The consideration of arctic routes for commercial navigation purposes has been the subject of much hype and unrealistic expectations. It remains a very speculative endeavor, mainly for four reasons:
  • First, it is uncertain to what extent the receding perennial ice cover is a confirmed trend or simply part of a long term climatic cycle. Even if the Artic routes became regularly open during the summer, the Arctic would still remain closed to commercial navigation during the winter months (unless there are dramatic shifts in weather patterns). As of 2010, the ice free conditions of most Arctic shipping routes were only for about 30 days. Since maritime shipping companies are looking for regular and consistent services, this seasonality has limited commercial appeal.
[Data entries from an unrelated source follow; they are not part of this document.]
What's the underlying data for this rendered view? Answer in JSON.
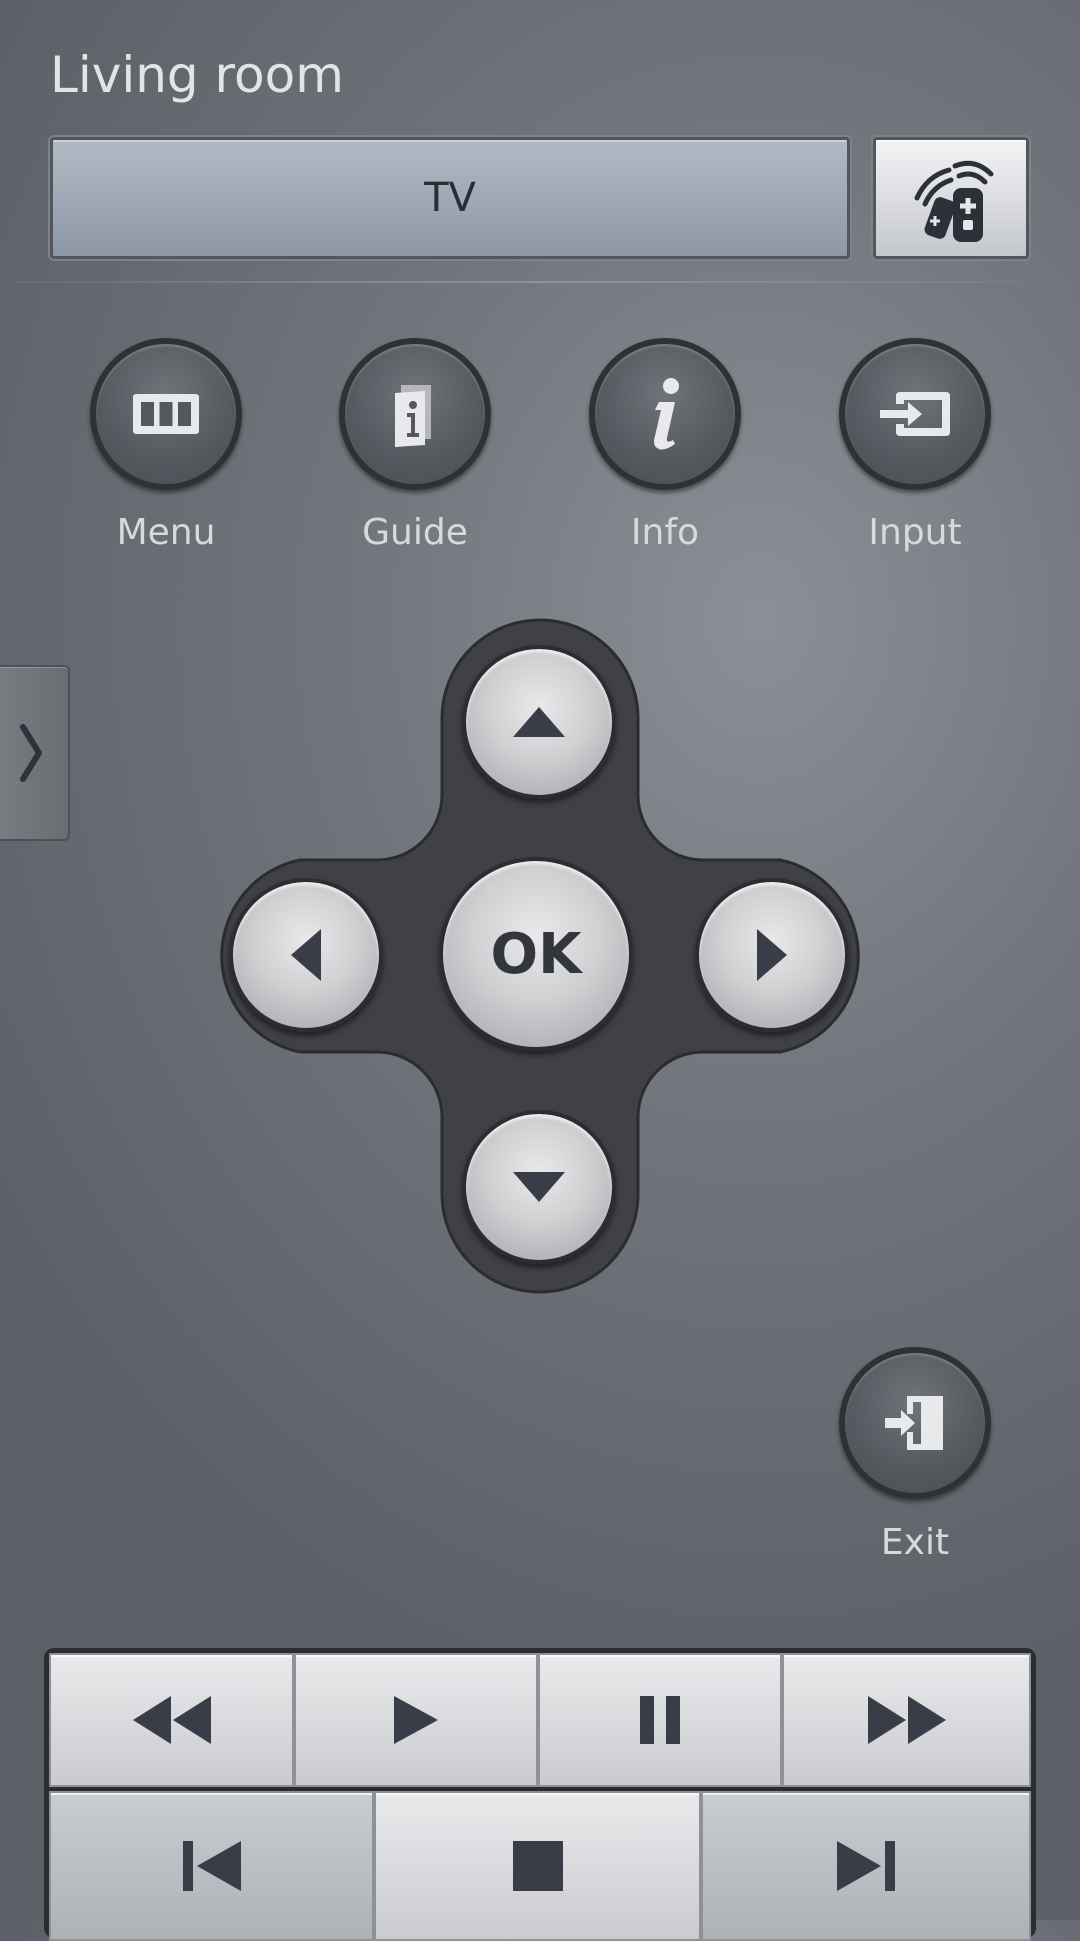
{
  "header": {
    "title": "Living room"
  },
  "device": {
    "label": "TV",
    "remote_icon": "multi-remote-icon"
  },
  "function_buttons": [
    {
      "label": "Menu",
      "icon": "menu-grid-icon"
    },
    {
      "label": "Guide",
      "icon": "guide-book-icon"
    },
    {
      "label": "Info",
      "icon": "info-icon"
    },
    {
      "label": "Input",
      "icon": "input-source-icon"
    }
  ],
  "dpad": {
    "ok_label": "OK"
  },
  "exit": {
    "label": "Exit",
    "icon": "exit-door-icon"
  },
  "side_panel": {
    "icon": "chevron-right-icon"
  },
  "media_controls": {
    "row1": [
      "rewind-icon",
      "play-icon",
      "pause-icon",
      "fast-forward-icon"
    ],
    "row2": [
      "skip-previous-icon",
      "stop-icon",
      "skip-next-icon"
    ]
  },
  "colors": {
    "icon_dark": "#3a3d47",
    "label_light": "#d8d9dc"
  }
}
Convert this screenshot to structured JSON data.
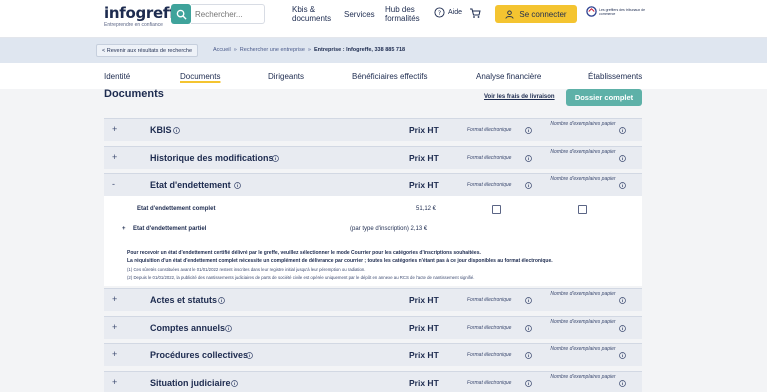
{
  "header": {
    "logo": "infogreffe",
    "logo_tagline": "Entreprendre en confiance",
    "search_placeholder": "Rechercher...",
    "nav": {
      "kbis_line1": "Kbis &",
      "kbis_line2": "documents",
      "services": "Services",
      "hub_line1": "Hub des",
      "hub_line2": "formalités",
      "help": "Aide"
    },
    "connect_label": "Se connecter",
    "ministry_text": "Les greffiers des tribunaux de commerce"
  },
  "breadcrumb": {
    "back": "< Revenir aux résultats de recherche",
    "items": [
      "Accueil",
      "»",
      "Rechercher une entreprise",
      "»",
      "Entreprise : Infogreffe, 338 885 718"
    ]
  },
  "tabs": [
    "Identité",
    "Documents",
    "Dirigeants",
    "Bénéficiaires effectifs",
    "Analyse financière",
    "Établissements"
  ],
  "page": {
    "title": "Documents",
    "fees_link": "Voir les frais de livraison",
    "dossier_button": "Dossier complet"
  },
  "columns": {
    "price": "Prix HT",
    "format": "Format électronique",
    "copies": "Nombre d'exemplaires papier"
  },
  "sections": [
    {
      "toggle": "+",
      "title": "KBIS"
    },
    {
      "toggle": "+",
      "title": "Historique des modifications"
    },
    {
      "toggle": "-",
      "title": "Etat d'endettement"
    },
    {
      "toggle": "+",
      "title": "Actes et statuts"
    },
    {
      "toggle": "+",
      "title": "Comptes annuels"
    },
    {
      "toggle": "+",
      "title": "Procédures collectives"
    },
    {
      "toggle": "+",
      "title": "Situation judiciaire"
    }
  ],
  "endettement": {
    "complete_label": "Etat d'endettement complet",
    "complete_price": "51,12 €",
    "partial_toggle": "+",
    "partial_label": "Etat d'endettement partiel",
    "partial_price": "(par type d'inscription) 2,13 €",
    "note1": "Pour recevoir un état d'endettement certifié délivré par le greffe, veuillez sélectionner le mode Courrier pour les catégories d'inscriptions souhaitées.",
    "note2": "La réquisition d'un état d'endettement complet nécessite un complément de délivrance par courrier ; toutes les catégories n'étant pas à ce jour disponibles au format électronique.",
    "note3": "(1) Ces sûretés constituées avant le 01/01/2022 restent inscrites dans leur registre initial jusqu'à leur péremption ou radiation.",
    "note4": "(2) Depuis le 01/01/2022, la publicité des nantissements judiciaires de parts de société civile est opérée uniquement par le dépôt en annexe au RCS de l'acte de nantissement signifié."
  },
  "colors": {
    "accent_teal": "#5eb1a8",
    "accent_yellow": "#f4c430",
    "navy": "#1d2b4f"
  }
}
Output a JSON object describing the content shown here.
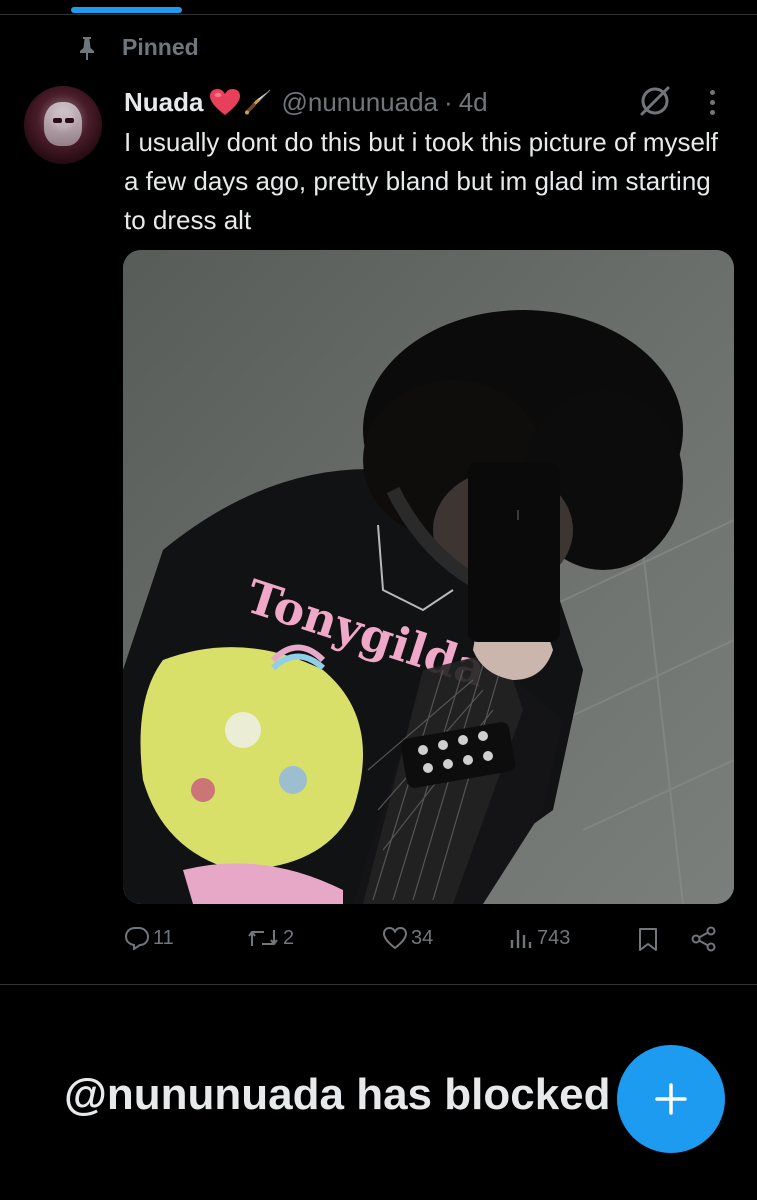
{
  "pinned": {
    "label": "Pinned"
  },
  "tweet": {
    "display_name": "Nuada",
    "name_emoji": [
      "red-heart-icon",
      "dagger-icon"
    ],
    "handle": "@nununuada",
    "separator": "·",
    "time": "4d",
    "text": "I usually dont do this but i took this picture of myself a few days ago, pretty bland but im glad im starting to dress alt",
    "media": {
      "shirt_text": "Tonygilda"
    },
    "actions": {
      "replies": "11",
      "reposts": "2",
      "likes": "34",
      "views": "743"
    }
  },
  "blocked_message": "@nununuada has blocked you",
  "colors": {
    "accent": "#1d9bf0",
    "muted": "#71767b",
    "text": "#e7e9ea",
    "background": "#000000"
  }
}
  • Second, there is very limited economic activity around the Arctic Circle, implying that shipping services crossing the Arctic have almost no opportunity to drop and pick-up cargo as they pass through. Thus, unlike other long distance commercial shipping routes there is limited revenue generation potential for shipping lines along the Arctic route, which forbids the emergence of transshipment hubs. Shipping in the arctic is suitable for point to point services linking directly a source port and a destination port. This value proposition could improve if resources (oil and mining) around the Arctic are extracted in greater quantities, which would favor bulk shipping. This would mostly take place along the Siberian coast.
  • The Arctic remains a frontier in terms of weather forecast, charting and building a navigation system, implying uncertainties and unreliability for navigation. Substantial efforts have to be made to insure that navigation can take in place in a safe manner along well defined and patrolled navigation routes. The bathymetry in the Arctic is usually shallow, which is limiting the size of the ships that could operated in these waters. Ships also need to be certified to operate in arctic conditions, which increases costs and undermines the economic benefits of the route.
  • The setting of rail corridors between China and Europe across Central Asia (the Eurasian landbridge) is offering an option that is more stable and time performing than the Arctic routes.
In view of all of the above maritime shipping companies are not yet considering seriously the commercial potential of the Arctic as a navigation shortcut. Still, the rise in bunker fuel prices and slow steaming practices can be considered incentives for the development of niche services that could use the Arctic as a shortcut between major markets of the northern hemisphere. By doing so, shipping services would have the option to mitigate the distance advantage of the shorter Arctic routes with the option of slower speeds and their fuel consumption benefits.